Inflatable implants consist of paired cylinders, which are surgically inserted inside the penis and can be expanded using pressurized fluid (see figure 3). Tubes connect the cylinders to a fluid reservoir and pump, which also are surgically implanted. The patient inflates the cylinders by pressing on the small pump, located under the skin in the scrotum. Inflatable implants can expand the length and width of the penis somewhat. They also leave the penis in a more natural state when not inflated.

Possible problems with prostheses include mechanical breakdown and infection. Mechanical problems have diminished in recent years because of technological advances.

Picture of an inflatable implant for erectile dysfunction
Picture of an inflatable implant for erectile dysfunction; SOURCE: NIH

Surgery to repair arteries (penile arterial reconstructive surgery) can reduce impotence caused by obstructions that block the flow of blood to the penis. The best candidates for such surgery are young men with discrete blockage of an artery because of a physical injury to the pubic area or a fracture of the pelvis. The procedure is less successful in older men with widespread blockage of arteries.

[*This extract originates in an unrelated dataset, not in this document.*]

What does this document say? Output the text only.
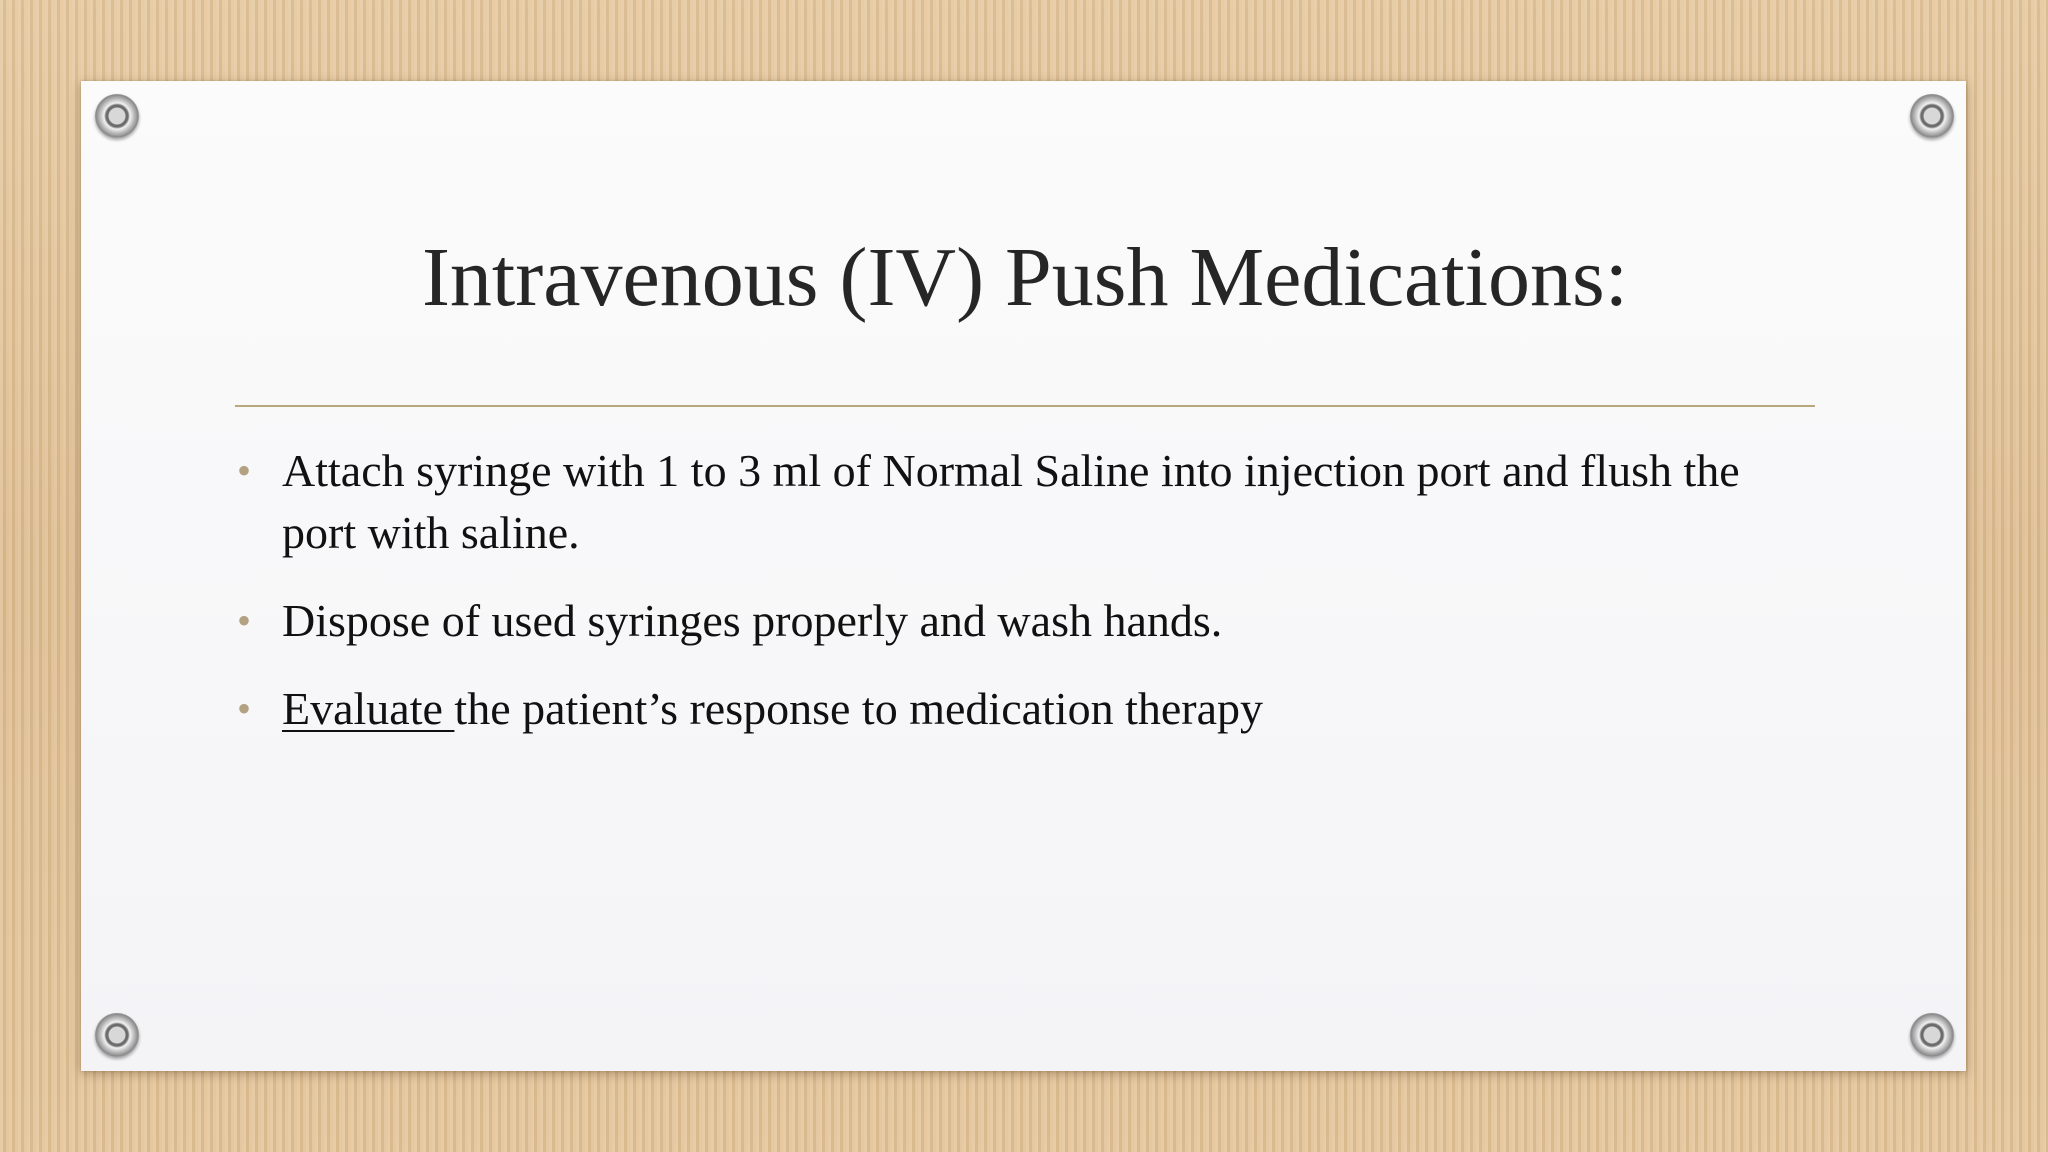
Intravenous (IV) Push Medications:
• Attach syringe with 1 to 3 ml of Normal Saline into injection port and flush the port with saline.
• Dispose of used syringes properly and wash hands.
• Evaluate the patient’s response to medication therapy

Can over-the-counter (OTC) and/or natural or home remedies treat erectile dysfunction?
The U.S. FDA (Food and Drug Administration) has a list of 29 OTC products that claim to treat erectile dysfunction. These are recommended to be avoided because many contain harmful ingredients. Other natural or herbal remedies such as DHEA, L-arginine, ginseng, and yohimbe are supplements that have been used but have not been proven to be safe and effective according to some researchers. Before using such compounds, individuals should consult their doctor. Acupuncture, according to some experts, has not been definitively shown to effectively treat erectile dysfunction.

Is it possible to prevent erectile dysfunction?
Prevention of some of the causes that contribute to the development of erectile dysfunction can decrease the chances of developing the problem. For example, if a person decreases their chances of developing diabetes, heart disease, and hypertension, they will decrease their chances of developing erectile dysfunction. Other things like stopping smoking, eating a healthy diet (heart-healthy with adequate vitamin intake), and exercising daily may also reduce a person's risk.

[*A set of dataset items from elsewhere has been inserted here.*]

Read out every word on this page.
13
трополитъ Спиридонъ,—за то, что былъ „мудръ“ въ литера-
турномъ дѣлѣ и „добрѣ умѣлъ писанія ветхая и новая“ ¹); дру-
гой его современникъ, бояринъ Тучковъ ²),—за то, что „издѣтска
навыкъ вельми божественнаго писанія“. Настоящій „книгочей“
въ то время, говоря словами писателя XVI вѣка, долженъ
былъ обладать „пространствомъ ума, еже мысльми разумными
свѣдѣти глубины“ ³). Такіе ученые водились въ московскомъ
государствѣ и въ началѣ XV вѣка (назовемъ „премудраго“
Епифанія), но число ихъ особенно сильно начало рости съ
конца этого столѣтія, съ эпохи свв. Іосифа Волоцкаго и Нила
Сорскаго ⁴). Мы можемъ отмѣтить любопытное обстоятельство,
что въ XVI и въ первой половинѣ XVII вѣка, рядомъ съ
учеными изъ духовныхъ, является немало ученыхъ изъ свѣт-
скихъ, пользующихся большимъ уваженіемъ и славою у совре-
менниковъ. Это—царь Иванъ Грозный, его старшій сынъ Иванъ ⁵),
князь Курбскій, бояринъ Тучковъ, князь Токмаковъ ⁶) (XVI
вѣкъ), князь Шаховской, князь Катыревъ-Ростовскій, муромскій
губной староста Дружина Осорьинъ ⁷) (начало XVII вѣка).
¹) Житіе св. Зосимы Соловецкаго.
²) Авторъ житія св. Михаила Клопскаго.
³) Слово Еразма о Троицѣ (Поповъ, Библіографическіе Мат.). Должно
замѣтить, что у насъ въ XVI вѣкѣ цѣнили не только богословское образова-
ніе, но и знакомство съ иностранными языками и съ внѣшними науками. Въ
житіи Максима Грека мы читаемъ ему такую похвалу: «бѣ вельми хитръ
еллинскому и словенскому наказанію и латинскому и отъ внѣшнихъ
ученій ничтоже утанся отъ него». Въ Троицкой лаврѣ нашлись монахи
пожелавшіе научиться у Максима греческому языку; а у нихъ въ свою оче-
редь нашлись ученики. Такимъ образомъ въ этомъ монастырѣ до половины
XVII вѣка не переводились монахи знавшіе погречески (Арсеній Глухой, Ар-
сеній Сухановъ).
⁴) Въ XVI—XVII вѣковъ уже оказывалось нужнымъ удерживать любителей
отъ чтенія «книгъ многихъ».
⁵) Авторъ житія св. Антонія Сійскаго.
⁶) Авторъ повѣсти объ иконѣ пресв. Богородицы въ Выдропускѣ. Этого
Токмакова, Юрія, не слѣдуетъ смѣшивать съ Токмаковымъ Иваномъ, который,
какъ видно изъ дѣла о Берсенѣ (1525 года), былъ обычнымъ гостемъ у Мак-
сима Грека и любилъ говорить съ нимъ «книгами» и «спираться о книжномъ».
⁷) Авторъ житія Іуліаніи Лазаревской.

What is the prognosis for erectile dysfunction?
The prognosis for erectile dysfunction is quite variable among individuals. Some people who seek help (medical and/or psychological) can get very good outcomes, while others may have little or no improvements. For example, about 60% of men treated with appropriate medication report improvement in erectile dysfunction. Those individuals who do not seek help usually do not improve and may develop worsening symptoms. In some individuals who require surgery or other interventions, the prognosis is variable and may depend on how the individual responds to treatments.

What research is being done for erectile dysfunction?
Combination therapy for the treatment of erectile dysfunction has been under investigation. Most of these studies have been small trials, and long-term data regarding their effectiveness and safety are lacking. However, with thorough evaluation and counseling, there may be a use for combination therapy for certain individuals with ED.

Melanocortin receptor agonists are a new set of medications being developed in the field of erectile dysfunction. Their action is on the nervous system rather than the vascular system. PT-141 is a nasal preparation which appears to be effective alone or in combination with PDE5 inhibitors. The main side effects include flushing and nausea. These drugs are currently not approved for commercial use.